NBC supports Nielsen’s attempt to have its sample reflect the population as a whole, but notes that historically, such rapid changes to the sample have cause ratings glitches.
- Nielsen’s sample has become more heavily weighted to include viewers in the Pacific time zone while counting fewer auds in the Central time zone.
- Despite assertions from Nielsen indicating increased videogame and DVD usage was behind the male declines, Wurtzel said the usage of DVDs, videogames and VCRs is flat vs. 2002.
- A wide variety of hit series are off their paces of a year ago, with their overall averages dragged down in large part due to young men. It’s across every network, comedies and dramas.
Television’s most-watched show, CBS drama “CSI,” for example, is down 45% year-to-year in men 18-24, but improves to a 24% decline in men 18-34 and is off just 10% in men 35-49. “West Wing” is down 54% in men 18-24, 27% in men 18-34 but just 8% in men 35-49. And UPN’s “WWE Smackdown” is off 35% in men 18-24, a better 20% in men 18-34 and is actually up 22% in men 35-49.
In each case, the year-to-year comparisons look much healthier for the shows among men 25-49 than 18-24.
“I don’t believe (the sample issue) is the only reason for the declines, but it’s a significant contributor,” Wertzel said. “The industry needs to focus on the sample and disabuse ourselves of the notion that it’s the programming or alternative (entertainment forms.)”
Nielsen senior VP of communications Jack Loftus takes issue with some of NBC’s interpretation of the data.
For example, he noted the dramatic decline in overall TV viewing time by Hispanic males is much less notable when looked at over the course of several months (though Wurtzel said Nielsen has only supplied NBC with the first two weeks of data.)
He also insisted that videogame, DVD and Internet usage is up year-to-year.
Yet Loftus also conceded that the Hispanic audience sample issue, along with other factors cited by NBC, could account for 2% or 3% of the 7% young male decline seen at the start of the season.
“I don’t think (the Hispanic) issue holds up as a major cause (of the decline), but it’s a factor,” he said. “In the end, it’ll probably be 10 factors. When you’re looking at a narrow demo like men 18-24, you’re going to see some big blips.”
As for NBC charges that Nielsen isn’t dealing with the issue in a speedy fashion, Loftus said it’s taken time for the company to analyze its data, write new software to process the data and review all the results.

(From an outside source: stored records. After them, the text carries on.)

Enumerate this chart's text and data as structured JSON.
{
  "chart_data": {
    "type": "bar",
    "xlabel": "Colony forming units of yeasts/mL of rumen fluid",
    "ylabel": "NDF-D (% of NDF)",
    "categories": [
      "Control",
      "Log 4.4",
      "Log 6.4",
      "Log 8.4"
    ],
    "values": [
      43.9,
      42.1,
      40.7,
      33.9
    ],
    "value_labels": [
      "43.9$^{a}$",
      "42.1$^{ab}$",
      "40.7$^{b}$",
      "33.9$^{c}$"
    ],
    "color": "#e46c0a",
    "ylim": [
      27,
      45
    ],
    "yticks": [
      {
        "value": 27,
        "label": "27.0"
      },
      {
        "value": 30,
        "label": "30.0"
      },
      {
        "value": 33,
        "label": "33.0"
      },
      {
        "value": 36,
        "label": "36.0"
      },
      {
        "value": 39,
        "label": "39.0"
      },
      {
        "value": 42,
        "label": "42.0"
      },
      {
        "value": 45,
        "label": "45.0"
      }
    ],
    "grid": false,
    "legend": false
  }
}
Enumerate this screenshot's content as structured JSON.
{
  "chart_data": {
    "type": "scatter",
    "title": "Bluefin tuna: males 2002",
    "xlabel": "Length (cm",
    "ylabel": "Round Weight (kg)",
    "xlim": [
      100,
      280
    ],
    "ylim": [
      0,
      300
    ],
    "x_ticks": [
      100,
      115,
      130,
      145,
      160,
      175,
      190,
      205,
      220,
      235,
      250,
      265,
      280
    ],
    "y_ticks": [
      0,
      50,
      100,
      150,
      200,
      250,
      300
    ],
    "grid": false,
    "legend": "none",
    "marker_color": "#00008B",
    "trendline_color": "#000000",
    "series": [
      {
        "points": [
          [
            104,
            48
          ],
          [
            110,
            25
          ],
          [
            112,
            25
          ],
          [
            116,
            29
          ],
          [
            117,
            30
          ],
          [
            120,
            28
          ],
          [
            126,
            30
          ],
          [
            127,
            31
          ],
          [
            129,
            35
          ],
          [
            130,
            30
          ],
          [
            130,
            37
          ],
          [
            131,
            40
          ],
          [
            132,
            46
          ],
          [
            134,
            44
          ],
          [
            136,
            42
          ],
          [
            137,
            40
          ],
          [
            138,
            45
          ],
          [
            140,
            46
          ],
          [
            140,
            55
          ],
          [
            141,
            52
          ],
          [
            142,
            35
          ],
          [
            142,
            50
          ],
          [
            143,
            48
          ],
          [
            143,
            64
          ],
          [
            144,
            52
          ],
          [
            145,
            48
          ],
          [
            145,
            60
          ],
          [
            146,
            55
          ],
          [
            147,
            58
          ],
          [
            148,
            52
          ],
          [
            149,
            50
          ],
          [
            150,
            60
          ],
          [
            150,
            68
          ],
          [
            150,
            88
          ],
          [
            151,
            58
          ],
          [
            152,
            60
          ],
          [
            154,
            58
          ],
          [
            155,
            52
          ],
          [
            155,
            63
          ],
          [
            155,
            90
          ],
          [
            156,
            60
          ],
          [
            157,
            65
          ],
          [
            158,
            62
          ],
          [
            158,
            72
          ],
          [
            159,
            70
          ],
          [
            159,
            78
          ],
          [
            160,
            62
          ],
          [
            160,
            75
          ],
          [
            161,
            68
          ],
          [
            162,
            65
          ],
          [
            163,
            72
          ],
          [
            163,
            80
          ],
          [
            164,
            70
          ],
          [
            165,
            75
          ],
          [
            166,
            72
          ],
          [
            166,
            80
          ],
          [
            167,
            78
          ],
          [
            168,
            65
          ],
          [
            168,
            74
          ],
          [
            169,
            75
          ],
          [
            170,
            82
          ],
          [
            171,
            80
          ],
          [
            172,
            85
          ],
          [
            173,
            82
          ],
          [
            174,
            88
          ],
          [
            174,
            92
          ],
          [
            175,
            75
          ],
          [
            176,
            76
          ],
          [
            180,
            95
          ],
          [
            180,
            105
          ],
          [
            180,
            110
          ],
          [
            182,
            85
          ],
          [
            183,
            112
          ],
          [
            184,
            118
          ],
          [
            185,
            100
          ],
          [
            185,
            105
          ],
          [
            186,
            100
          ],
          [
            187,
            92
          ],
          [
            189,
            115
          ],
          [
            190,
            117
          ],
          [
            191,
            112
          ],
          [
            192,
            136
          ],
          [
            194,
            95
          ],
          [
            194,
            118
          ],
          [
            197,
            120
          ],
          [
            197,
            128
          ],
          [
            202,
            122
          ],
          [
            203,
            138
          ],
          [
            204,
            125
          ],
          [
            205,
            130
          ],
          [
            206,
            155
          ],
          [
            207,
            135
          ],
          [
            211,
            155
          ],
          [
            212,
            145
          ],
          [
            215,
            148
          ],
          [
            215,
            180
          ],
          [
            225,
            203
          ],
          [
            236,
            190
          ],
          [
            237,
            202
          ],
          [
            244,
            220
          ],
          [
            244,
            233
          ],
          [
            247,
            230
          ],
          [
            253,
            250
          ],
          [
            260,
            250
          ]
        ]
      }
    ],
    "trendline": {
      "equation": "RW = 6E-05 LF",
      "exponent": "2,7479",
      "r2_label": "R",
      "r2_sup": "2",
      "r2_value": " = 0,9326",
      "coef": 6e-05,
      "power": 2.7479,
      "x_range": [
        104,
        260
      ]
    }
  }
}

“The want answers and they deserve answers,” he said. “It’s a lot of money at stake. It’s never going to be fast enough and we’re working on it as fast as we can.”
Nielsen is set to issue a new report on the ratings controversy within the next two weeks, although as recently as last week, the company was standing by its numbers.
Wurtzel said he’s not trying to attack Nielsen. He simply wants a resolution.
“It’s in no one’s best interest to have the measuring system questioned in any way,” he said. “This is a real issue we look at, and only Nielsen can answer our questions.”